Banyaknya jumlah bank membuat kompetisi pencarian
tenaga kerja, mobilisasi dana deposito dan tabungan jugase makin sengit.
Ujung-ujungnya, karena bank terus dipacu untuk mencari untung, sisi keamanan
penyaluran dana terabaikan, dan akhirnya kredit macet menggunung. Kondisi ini
kemudian memunculkan Paket Februari 1991(Paktri) yang mendorong dimulainya
proses globalisasi perbankan.
Salah satu tugasnya adalah berupaya mengatur
pembatasan dan pemberatan persyaratan perbankan dengan mengharuskan dipenuhinya
persyaratan permodalan minimal 8 persen dari kekayaan. Yang diharapkan dalam
paket itu adalah akan adanya peningkatan kualitas perbankan Indonesia.
Dengan mewajibkan bank-bank memenuhi aturan penilaian kesehatan bank yang
mempergunakan formula kriteria tertentu, tampaknya paket itu tidak bisa
menghindari kesan sebagai produk aturan yang diwarnai trauma atas terjadinya
kasus kolapsnya Bank Perbankan Asia, Bank Duta, dan Bank Umum Majapahit.
Setelah itu, lahir UU Perbankan baru bernomor 7
tahun 1992 yang disahkan oleh Presiden Soeharto pada 25 Maret 1992. Undang
Undang itu merupakan penyempurnaan UU Nomor 14 tahun 1967. Intinya, UU itu
menggarisbawahi soal peniadaan pemisahan perbankan berdasarkan kepemilikan. Kalau
UU yang lama secara tegas menjelaskan soal pemilikan bank/pemerintah,
pemerintah daerah, swasta nasional, dan asing. Mengenai perizinan, pada UU lama
persyaratan mendirikan bank baru ditekankan pada permodalan dan pemilikan. Pada
UU yang baru, persyaratannya meliputi berbagai unsur seperti susunan
organisasi, permodalan, kepemilikan, keahlian di bidang perbankan, kelayakan
kerja, dan hal-hal lain yang ditetapkan oleh Menteri Keuangan berdasarkan
pertimbangan Bank Indonesia.
Untuk mengurangi sebagian kendala yang dihadapi
perbankan dalam melakukan ekspansi kredit dan koreksi terhadap Paktri yang
begitu mengekang bank, pemerintah mengeluarkan Paket 29 Mei 1993 (Pakmei).

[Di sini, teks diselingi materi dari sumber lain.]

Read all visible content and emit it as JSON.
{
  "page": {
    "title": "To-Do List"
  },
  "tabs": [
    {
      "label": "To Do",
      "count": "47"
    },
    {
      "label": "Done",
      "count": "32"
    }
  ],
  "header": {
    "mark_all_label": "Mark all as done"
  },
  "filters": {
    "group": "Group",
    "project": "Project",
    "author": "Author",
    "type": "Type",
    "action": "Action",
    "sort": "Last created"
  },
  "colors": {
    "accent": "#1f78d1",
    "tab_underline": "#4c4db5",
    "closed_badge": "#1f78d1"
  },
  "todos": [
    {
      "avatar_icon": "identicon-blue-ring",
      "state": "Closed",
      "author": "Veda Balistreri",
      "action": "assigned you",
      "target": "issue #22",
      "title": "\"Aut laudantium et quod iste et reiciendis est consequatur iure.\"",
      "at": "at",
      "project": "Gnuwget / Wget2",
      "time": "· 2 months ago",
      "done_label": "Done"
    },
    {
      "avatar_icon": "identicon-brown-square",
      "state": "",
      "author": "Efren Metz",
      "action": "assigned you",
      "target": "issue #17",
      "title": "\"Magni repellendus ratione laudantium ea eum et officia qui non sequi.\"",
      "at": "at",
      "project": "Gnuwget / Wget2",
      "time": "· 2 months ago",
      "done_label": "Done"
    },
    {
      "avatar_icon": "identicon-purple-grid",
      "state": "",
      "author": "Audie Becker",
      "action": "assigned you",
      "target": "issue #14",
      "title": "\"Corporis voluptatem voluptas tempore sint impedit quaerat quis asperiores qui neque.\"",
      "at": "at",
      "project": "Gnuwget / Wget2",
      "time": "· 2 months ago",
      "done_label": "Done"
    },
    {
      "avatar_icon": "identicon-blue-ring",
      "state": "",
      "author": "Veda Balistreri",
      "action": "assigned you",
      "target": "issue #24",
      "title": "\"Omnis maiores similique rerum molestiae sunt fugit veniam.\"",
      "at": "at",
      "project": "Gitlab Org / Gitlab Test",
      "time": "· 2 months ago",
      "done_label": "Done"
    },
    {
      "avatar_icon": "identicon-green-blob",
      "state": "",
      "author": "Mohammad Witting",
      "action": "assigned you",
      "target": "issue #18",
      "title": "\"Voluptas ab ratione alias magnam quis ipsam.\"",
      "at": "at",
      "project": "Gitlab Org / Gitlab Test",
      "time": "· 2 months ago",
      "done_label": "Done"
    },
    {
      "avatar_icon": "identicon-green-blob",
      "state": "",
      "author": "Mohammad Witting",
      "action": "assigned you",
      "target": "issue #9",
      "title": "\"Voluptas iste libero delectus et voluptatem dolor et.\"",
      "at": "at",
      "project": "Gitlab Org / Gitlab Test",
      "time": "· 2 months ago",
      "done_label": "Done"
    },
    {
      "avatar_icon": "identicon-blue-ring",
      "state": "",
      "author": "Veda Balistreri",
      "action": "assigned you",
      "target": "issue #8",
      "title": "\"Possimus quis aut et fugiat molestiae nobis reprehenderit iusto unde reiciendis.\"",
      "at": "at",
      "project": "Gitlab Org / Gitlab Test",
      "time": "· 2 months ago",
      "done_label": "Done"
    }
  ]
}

Dengan Pakmei itu, pemerintah berharap mengucurkan kredit, sehingga dunia usaha
tidak lesu lagi dan industri otomotif bisa bergairah kembali. Disebutkan dalam
Pakmei ini pencapaian CAR (capital adiquacy ratio)-- atau perimbangan antara
modal sendiri dan aset -- sesuai dengan ketentuan adalah 8 persen. Kemudian
penyempurnaan lain pada paket itu adalah ketentuan loan to deposit ratio (LDR).
Aturan yang terakhir diluncurkan adalah Peraturan
Pemerintah (PP) No. 68 tahun 1996 yang ditanda tangani Presiden RI
pada 3 Desember 1996. Belajar dari pengalaman Bank Summa, PP ini sangat
menguntungkan para nasabah karena nasabah bank akan tahu persis rapor banknya.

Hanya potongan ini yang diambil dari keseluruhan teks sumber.